7 Minha impressão – impressão de não “politólogo“ – é a de que as análises correntes da política nacional oscilam entre modelos que ficam muito no plano especificamente político ou memo eleitoral, não dando suficiente peso aos substratos sociais, e modelos que dão mais espaço ao social; mas, então, eles trazem consigo uma carga marxista ortodoxa, de tal modo que só revelam o que a grade marxista permite ver. Assim, ou não se fala em classes, ou se fala delas, mas, então, o “proletariado”, por exemplo, aparece, com a sua inevitável consciência e vocação revolucionária, que, se não existir, há de ser “adjudicada” ou atribuída à força, em nome da teoria... Quanto à “pequenaburguesia”, como se sabe, ela hesitaria sempre, e “moralizaria” demais...

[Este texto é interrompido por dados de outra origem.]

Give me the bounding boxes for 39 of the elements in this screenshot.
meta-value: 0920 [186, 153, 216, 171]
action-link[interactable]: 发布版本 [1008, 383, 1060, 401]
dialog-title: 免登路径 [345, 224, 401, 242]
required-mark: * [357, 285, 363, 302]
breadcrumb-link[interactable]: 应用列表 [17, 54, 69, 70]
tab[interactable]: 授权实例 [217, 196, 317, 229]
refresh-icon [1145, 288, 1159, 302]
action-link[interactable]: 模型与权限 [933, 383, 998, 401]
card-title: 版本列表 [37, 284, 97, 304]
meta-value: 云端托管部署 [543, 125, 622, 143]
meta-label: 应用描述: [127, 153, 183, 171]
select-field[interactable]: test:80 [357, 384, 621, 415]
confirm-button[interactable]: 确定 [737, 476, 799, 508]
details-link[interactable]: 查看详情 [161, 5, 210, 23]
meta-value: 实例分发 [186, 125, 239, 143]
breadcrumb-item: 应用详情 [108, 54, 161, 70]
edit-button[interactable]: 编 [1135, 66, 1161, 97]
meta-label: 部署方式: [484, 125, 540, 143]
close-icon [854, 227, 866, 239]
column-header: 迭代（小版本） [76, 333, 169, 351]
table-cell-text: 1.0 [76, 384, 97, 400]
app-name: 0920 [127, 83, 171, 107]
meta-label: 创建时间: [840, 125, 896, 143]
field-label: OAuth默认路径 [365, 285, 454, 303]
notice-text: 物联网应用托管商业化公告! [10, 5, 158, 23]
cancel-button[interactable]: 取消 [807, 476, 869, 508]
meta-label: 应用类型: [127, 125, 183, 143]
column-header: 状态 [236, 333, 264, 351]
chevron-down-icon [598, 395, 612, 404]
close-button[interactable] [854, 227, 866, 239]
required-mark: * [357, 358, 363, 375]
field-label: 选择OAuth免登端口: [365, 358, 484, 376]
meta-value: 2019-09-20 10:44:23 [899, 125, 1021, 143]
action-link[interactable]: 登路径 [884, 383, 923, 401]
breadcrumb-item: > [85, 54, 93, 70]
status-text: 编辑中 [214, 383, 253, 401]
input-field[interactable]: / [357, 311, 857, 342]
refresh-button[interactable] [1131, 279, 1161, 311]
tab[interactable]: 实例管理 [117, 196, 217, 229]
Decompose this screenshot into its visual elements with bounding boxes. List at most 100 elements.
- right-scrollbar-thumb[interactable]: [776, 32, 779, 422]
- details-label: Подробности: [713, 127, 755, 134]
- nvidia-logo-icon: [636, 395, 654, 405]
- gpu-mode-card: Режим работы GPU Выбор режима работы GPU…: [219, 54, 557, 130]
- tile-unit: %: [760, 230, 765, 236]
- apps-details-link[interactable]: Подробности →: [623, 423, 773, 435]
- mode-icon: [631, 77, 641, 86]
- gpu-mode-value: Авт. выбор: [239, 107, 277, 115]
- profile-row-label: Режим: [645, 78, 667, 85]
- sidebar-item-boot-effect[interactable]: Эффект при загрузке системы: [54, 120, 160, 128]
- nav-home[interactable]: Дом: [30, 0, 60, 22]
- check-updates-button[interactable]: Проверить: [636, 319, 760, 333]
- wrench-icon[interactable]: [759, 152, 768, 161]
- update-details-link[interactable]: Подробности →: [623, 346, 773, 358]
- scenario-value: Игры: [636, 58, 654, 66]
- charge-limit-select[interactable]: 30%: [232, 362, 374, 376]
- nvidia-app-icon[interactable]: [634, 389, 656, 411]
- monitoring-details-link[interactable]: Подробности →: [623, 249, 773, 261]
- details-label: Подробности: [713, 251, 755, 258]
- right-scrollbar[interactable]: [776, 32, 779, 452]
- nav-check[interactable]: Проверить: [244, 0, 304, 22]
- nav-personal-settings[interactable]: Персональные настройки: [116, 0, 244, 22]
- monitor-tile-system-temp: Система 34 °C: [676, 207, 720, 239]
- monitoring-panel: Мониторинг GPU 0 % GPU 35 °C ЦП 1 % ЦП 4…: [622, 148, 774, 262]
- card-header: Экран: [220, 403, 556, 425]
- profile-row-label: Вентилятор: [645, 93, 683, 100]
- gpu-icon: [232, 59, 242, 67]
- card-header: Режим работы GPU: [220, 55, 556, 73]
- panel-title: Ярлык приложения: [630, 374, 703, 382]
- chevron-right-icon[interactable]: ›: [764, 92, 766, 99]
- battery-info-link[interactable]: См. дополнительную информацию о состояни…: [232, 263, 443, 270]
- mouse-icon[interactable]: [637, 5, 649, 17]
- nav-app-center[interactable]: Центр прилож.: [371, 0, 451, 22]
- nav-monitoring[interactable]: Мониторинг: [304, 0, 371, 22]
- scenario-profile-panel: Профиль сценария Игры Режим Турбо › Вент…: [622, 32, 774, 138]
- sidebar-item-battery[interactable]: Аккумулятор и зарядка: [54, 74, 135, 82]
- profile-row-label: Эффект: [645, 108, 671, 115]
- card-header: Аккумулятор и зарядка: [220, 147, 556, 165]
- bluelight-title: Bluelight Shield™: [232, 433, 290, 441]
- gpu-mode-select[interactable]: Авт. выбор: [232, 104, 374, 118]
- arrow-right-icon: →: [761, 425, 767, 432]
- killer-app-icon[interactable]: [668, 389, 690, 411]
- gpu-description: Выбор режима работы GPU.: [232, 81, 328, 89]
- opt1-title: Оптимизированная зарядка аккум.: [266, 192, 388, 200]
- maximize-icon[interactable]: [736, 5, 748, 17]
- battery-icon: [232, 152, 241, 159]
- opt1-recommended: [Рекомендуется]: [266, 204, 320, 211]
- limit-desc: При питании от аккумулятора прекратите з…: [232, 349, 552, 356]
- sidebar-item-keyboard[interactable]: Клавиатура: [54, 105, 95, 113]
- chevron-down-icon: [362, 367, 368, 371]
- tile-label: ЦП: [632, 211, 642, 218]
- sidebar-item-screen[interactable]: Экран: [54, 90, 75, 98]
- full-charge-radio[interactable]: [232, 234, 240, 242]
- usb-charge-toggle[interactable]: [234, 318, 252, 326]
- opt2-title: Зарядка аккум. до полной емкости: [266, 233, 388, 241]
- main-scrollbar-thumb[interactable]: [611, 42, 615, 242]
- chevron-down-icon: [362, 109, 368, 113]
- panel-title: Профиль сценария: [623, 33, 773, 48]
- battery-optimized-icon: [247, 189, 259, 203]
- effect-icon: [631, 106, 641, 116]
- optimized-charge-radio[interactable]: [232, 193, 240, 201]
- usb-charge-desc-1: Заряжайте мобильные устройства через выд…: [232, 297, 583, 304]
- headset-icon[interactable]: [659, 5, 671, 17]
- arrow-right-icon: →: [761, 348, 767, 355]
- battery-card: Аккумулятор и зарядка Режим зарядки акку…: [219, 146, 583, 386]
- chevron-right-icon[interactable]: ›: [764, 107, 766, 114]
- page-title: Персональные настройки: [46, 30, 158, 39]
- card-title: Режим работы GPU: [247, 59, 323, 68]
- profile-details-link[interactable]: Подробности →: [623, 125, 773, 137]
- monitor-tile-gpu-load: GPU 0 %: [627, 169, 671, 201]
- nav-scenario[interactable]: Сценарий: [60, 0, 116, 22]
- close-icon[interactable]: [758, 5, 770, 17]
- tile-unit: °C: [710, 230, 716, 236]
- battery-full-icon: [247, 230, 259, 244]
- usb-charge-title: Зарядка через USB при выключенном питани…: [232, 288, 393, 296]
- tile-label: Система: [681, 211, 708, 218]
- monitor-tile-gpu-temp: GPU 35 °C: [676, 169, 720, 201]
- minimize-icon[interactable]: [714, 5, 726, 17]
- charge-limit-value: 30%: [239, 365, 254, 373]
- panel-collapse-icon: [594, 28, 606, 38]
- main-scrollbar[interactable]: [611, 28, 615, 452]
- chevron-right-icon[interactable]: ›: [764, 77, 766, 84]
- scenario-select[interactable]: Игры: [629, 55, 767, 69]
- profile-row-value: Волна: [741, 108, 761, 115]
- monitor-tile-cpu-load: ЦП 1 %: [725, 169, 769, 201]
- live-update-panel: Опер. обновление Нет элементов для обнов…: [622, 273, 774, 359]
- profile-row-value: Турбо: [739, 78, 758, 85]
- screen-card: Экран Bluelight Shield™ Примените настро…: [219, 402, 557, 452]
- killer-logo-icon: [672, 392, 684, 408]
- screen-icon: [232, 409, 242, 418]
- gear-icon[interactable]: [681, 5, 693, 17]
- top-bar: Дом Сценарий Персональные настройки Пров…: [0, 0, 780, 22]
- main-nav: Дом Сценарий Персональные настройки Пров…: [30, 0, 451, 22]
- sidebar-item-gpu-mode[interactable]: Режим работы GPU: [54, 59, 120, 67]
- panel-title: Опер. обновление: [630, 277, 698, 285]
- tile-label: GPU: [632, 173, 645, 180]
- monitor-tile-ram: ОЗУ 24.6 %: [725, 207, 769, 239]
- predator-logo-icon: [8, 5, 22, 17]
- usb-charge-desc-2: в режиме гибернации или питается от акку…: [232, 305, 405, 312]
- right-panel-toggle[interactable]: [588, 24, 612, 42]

8 Depois de redigido este texto, tivemos mais uma pérola da diplomacia brasileira. Através da sua representante, o Brasil se recusou a votar favoravelmente a uma proposta do Canadá condenando as violações dos direitos humanos no Irã. A justificativa que foi fornecida é a de que seria preciso analisar o conjunto das situações, e julgar tudo de um ponto de vista imparcial e não político... Enfim, conhecemos a melodia, a do cinismo relativista. Não se condena um governo hiperrepressivo, porque todos os governos o são... um pouco... Assim, democracias (capitalistas embora) são postas no mesmo plano das ditaduras mais sangrentas do planeta. Se é essa a diplomacia “de independência nacional”, estamos bem. Nem o argumento de que se votássemos a moção estaríamos fazendo o jogo de tal ou tal país, nem o argumento, sobreposto, de que, justamente, foi a “grande imprensa” que criticou a posição do Brasil, procedem. É possível ser independente sem se comprometer com as autocracias mais sinistras da Terra, ou antes, só podemos ser verdadeiramente independentes se formos capazes de recusar o inadmissível, o que exige distância em relação à realpolitik. Quanto ao que diz a imprensa, grande ou pequena, se fosse esse o critério, teria sido impossível criticar os massacres de Stalin ou de Mao, já que a imprensa de direita falou mais deles do que a de esquerda. Problema complexo demais para os espíritos simples.
9 Dagoberto Valdés declarou: “Não querermos nada de extraordinário. Apenas que a nova presidente do Brasil defenda para o povo cubano a mesma liberdade que ela defenderia para a sua própria população“.